Alasdair Gray, the writer, playwright and painter, has revealed how traumatic childhood beatings at the hands of his father inspired Lanark, his classic Scottish novel.

The 75-year-old polymath said the book, set partly in Glasgow in the 1940s and 1950s and partly in a nightmarish parallel universe, drew heavily on his own difficult upbringing.

Gray said his father Alex, a hostel manager, frequently spanked him to maintain discipline in their home. It went on until about the age of six, when Gray was evacuated during the war. He said the resentment and anguish it caused inspired his imagination.

In a new autobiography, A Life in Pictures, Gray writes: “Freud says formative early memories become subconscious because we find them too painful to remember clearly.

“Quarrels with Mum, the beatings by Dad they resulted in, are described more fully in Lanark, my first novel, and may have been worse than I recall.”

In an interview with The Sunday Times, he confirmed that the childhood beatings experienced by Lanark’s fictional character, Duncan Thaw, were based on personal experience.

“The Thaw part of Lanark contains practically nothing that I didn’t select from my own childhood. I was almost physically afraid of my father into my later twenties, just because he had spanked me quite hard — only when my mother told him to do it.

“I did realise later he didn’t like doing it because he said he agreed with Bernard Shaw who said never strike a child unless in anger … he had to beat me in cold blood when he came back from work.

“But he felt it was the breadwinner’s duty to support the wife he left at home when he was winning the bread. “Undoubtedly it was a shocking experience and shaped my character somewhat.”

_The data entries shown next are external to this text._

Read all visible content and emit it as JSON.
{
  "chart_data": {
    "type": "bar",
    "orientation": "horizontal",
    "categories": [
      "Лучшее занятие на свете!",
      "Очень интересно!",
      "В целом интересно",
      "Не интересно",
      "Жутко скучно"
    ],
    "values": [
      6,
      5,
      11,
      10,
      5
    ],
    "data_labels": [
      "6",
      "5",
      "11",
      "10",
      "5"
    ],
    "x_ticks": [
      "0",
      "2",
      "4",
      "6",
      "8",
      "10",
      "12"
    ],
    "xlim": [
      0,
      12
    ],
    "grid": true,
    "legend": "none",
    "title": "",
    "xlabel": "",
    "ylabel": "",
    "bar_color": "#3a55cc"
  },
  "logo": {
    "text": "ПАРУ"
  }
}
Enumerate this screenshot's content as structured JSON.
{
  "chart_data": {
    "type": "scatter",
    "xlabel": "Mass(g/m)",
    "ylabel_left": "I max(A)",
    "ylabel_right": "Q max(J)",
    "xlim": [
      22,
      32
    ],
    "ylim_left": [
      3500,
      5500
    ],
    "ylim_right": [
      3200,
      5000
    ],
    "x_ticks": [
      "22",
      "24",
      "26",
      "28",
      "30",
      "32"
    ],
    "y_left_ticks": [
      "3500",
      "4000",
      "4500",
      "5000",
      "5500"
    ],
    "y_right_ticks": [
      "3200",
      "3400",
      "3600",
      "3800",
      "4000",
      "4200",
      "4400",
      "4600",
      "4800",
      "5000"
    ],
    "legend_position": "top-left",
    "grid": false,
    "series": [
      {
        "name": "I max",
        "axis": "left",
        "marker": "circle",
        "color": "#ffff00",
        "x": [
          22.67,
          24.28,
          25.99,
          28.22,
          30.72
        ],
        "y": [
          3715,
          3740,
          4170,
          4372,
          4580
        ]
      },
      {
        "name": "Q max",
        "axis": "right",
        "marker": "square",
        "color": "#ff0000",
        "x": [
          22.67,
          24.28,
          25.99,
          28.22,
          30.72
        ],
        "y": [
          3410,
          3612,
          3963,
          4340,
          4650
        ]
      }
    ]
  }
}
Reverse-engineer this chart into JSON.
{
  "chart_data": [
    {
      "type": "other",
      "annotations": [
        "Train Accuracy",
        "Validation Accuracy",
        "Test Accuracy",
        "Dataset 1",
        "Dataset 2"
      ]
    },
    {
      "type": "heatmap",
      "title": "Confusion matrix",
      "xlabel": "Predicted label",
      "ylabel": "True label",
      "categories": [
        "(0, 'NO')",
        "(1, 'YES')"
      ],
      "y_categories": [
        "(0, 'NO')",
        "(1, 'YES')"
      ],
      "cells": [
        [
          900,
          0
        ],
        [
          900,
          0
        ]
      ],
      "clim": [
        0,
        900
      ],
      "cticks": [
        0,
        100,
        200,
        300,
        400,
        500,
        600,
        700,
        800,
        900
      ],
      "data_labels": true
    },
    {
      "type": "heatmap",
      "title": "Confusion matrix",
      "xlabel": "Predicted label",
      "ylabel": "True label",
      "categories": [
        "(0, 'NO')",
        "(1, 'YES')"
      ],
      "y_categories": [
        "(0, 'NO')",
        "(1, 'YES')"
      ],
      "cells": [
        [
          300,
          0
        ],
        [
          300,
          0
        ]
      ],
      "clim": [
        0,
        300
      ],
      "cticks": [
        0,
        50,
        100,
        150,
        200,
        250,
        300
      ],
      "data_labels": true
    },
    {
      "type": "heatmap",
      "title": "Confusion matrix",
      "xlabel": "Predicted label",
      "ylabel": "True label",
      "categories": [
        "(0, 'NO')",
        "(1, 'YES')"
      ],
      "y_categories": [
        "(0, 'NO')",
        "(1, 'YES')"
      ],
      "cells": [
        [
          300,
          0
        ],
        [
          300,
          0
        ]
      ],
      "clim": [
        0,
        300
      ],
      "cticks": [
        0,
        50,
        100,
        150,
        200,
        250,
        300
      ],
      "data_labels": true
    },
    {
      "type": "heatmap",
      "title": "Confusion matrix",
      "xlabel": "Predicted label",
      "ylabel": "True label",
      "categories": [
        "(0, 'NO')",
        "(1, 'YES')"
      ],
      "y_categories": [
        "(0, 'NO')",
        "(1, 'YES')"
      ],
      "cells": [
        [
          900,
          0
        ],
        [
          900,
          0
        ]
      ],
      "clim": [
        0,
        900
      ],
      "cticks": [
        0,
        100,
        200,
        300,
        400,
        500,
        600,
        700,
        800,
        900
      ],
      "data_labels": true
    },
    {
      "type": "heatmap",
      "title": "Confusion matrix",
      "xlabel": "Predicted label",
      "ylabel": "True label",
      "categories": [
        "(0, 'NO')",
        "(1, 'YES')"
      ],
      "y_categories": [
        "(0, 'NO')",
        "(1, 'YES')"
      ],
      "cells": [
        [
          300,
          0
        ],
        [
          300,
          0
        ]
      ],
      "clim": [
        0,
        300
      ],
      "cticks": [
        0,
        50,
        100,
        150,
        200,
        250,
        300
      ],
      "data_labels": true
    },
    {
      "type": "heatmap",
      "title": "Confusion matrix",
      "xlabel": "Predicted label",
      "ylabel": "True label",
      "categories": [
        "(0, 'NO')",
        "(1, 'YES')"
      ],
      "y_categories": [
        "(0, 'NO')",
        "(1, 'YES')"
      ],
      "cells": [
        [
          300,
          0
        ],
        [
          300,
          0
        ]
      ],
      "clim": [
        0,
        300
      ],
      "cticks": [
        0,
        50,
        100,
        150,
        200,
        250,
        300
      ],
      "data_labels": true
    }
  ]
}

Gray said the beatings helped fuel his artistic quest. “There’s a hell of lot of evidence that many people become highly imaginative, not because they were beaten in infancy but because they were driven to construct imaginative worlds by quite a lot of pain in infancy.

“But it can’t be done purely by that. There needs to be enough love to give them hope and confidence.” Gray said his father was also a tremendous supporter of his work and typed the first chapter of Lanark. A scene late in Lanark, in which his father strikes him, proved his father’s love, he said. In it, Thaw asks his fictional father to punch him to take his mind off the pain of his asthma and eczema.

“That’s an episode that happened.

It made it very clear that my father loved me. It also showed that, in some ways, I was tougher than he was.”